Xiong Shuyun, Si Dongxu, Ding Meizhu, Tang Cuiying, Zhu Jinling, Li Danni, Lei Ying, Huang Lexian, Chen Xiaohua, Chen Jicai
Guangdong Provincial Hospital of Chinese Medicine, Guangzhou, Guangdong, 510000, China.
BMC Geriatr. 2025 May 9;25(1):322. doi: 10.1186/s12877-025-05980-z.
Suicide poses a substantial public health challenge globally, with the elderly population being particularly vulnerable. Research into suicide risk factors among elderly inpatients with non-psychiatric disorders remains limited. This investigation focused on crafting a machine learning-based prediction model for suicidal ideation (SI) in this population to aid suicide prevention efforts in general hospitals.
A total of 807 non-psychiatric elderly inpatients aged over 60 were assessed using demographic and clinical data, and SI was measured using the Patient Health Questionnaire-9 (PHQ-9). Data were processed utilizing machine learning algorithms, and predictive models were developed using multiple logistic regression, Nomogram, and Random Forest models.

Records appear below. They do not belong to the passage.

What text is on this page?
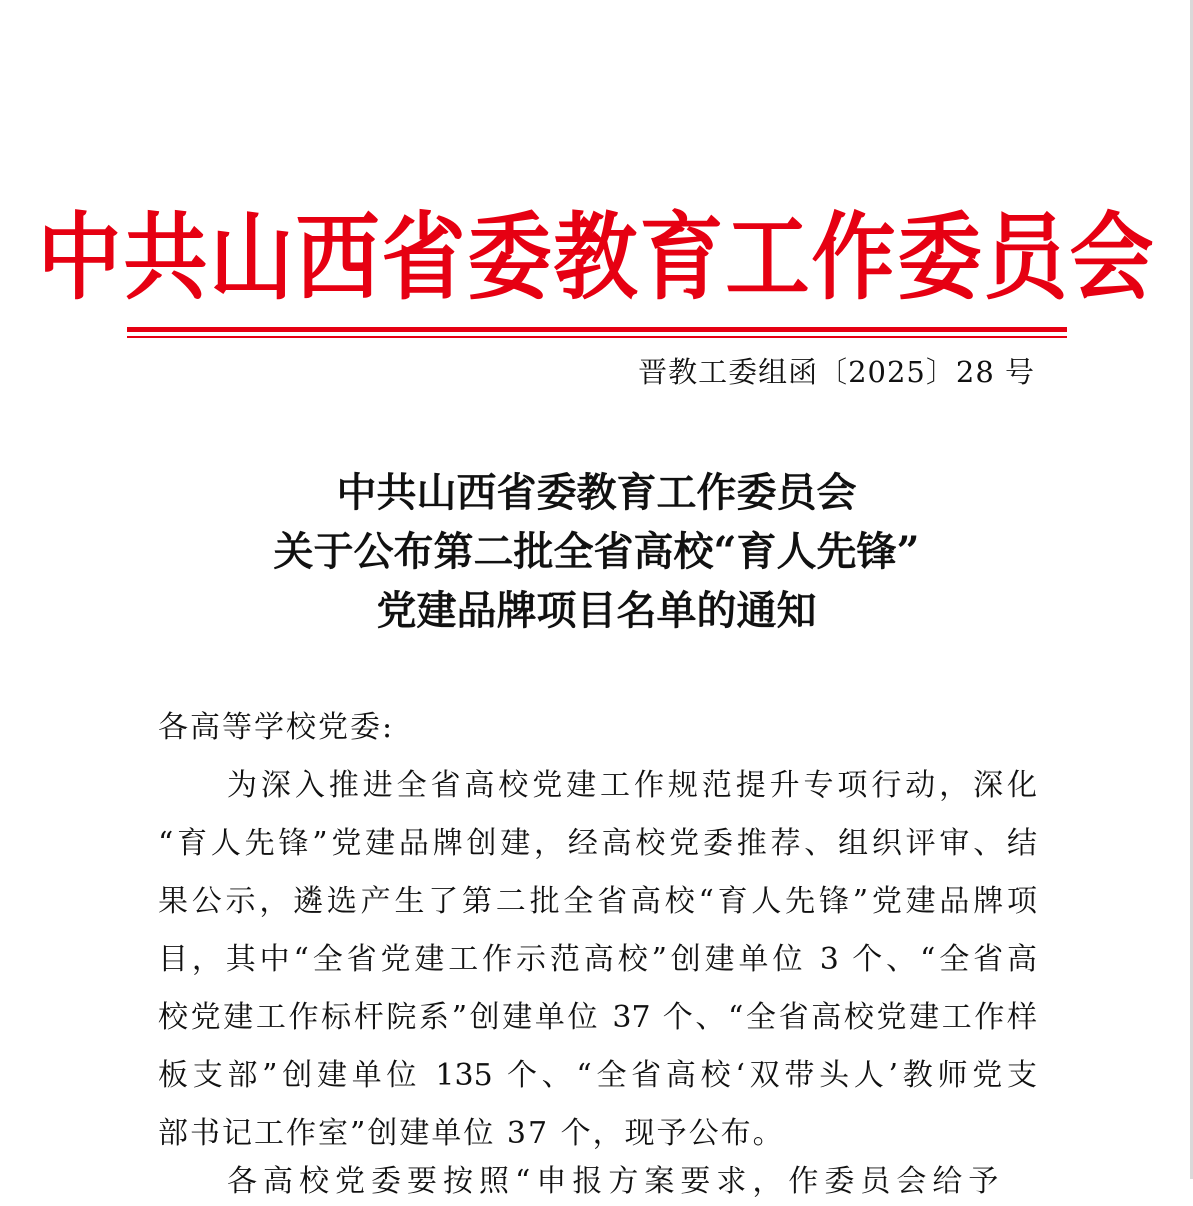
中共山西省委教育工作委员会
晋教工委组函〔2025〕28 号
中共山西省委教育工作委员会
关于公布第二批全省高校“育人先锋”
党建品牌项目名单的通知
各高等学校党委:
为深入推进全省高校党建工作规范提升专项行动，深化
“育人先锋”党建品牌创建，经高校党委推荐、组织评审、结
果公示，遴选产生了第二批全省高校“育人先锋”党建品牌项
目，其中“全省党建工作示范高校”创建单位 3 个、“全省高
校党建工作标杆院系”创建单位 37 个、“全省高校党建工作样
板支部”创建单位 135 个、“全省高校‘双带头人’教师党支
部书记工作室”创建单位 37 个，现予公布。
各高校党委要按照“申报方案要求，作委员会给予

Key predictors included PHQ-8, Athens Insomnia Scale, hospitalization frequency, Perceived Social Support from Family scale, comorbidities, income, and employment status. Both models demonstrated excellent predictive performance, with AUC values exceeding 0.9 for both training and test sets. Notably, the Random Forest model outperformed others, achieving an AUC of 0.958, with high accuracy (0.952), precision (0.962), sensitivity (0.987), and an F1 score of 0.974.
These models offer valuable tools for suicide risk prediction in elderly non-psychiatric inpatients, supporting clinical prevention strategies.

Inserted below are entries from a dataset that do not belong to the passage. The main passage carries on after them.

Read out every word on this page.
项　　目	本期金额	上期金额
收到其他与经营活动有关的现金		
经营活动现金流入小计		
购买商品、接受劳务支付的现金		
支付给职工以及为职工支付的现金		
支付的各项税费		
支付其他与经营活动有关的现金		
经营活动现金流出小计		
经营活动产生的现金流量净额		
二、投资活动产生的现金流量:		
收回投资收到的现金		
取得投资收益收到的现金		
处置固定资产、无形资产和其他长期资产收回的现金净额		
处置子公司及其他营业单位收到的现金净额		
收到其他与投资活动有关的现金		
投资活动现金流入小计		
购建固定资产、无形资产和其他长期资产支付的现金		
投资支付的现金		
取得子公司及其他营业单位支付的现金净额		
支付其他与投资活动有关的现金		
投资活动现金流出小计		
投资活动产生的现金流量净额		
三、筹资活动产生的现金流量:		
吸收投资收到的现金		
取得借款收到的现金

自杀在全球范围内构成了重大的公共卫生挑战,老年人群体尤其脆弱。对患有非精神疾病的老年住院患者自杀风险因素的研究仍然有限。本研究旨在为该人群构建一个基于机器学习的自杀意念(SI)预测模型,以协助综合医院的自杀预防工作。
共对807名60岁以上的非精神疾病老年住院患者进行了评估,收集了人口统计学和临床数据,并使用患者健康问卷-9(PHQ-9)测量自杀意念。利用机器学习算法对数据进行处理,并使用多元逻辑回归、列线图和随机森林模型开发预测模型。
关键预测因素包括PHQ-8、雅典失眠量表、住院频率、家庭感知社会支持量表、合并症、收入和就业状况。两个模型均表现出出色的预测性能,训练集和测试集的AUC值均超过0.9。值得注意的是,随机森林模型表现优于其他模型,AUC为0.958,具有较高的准确率(0.952)、精确率(0.962)、灵敏度(0.987)和F1分数0.974。
这些模型为老年非精神疾病住院患者的自杀风险预测提供了有价值的工具,支持临床预防策略。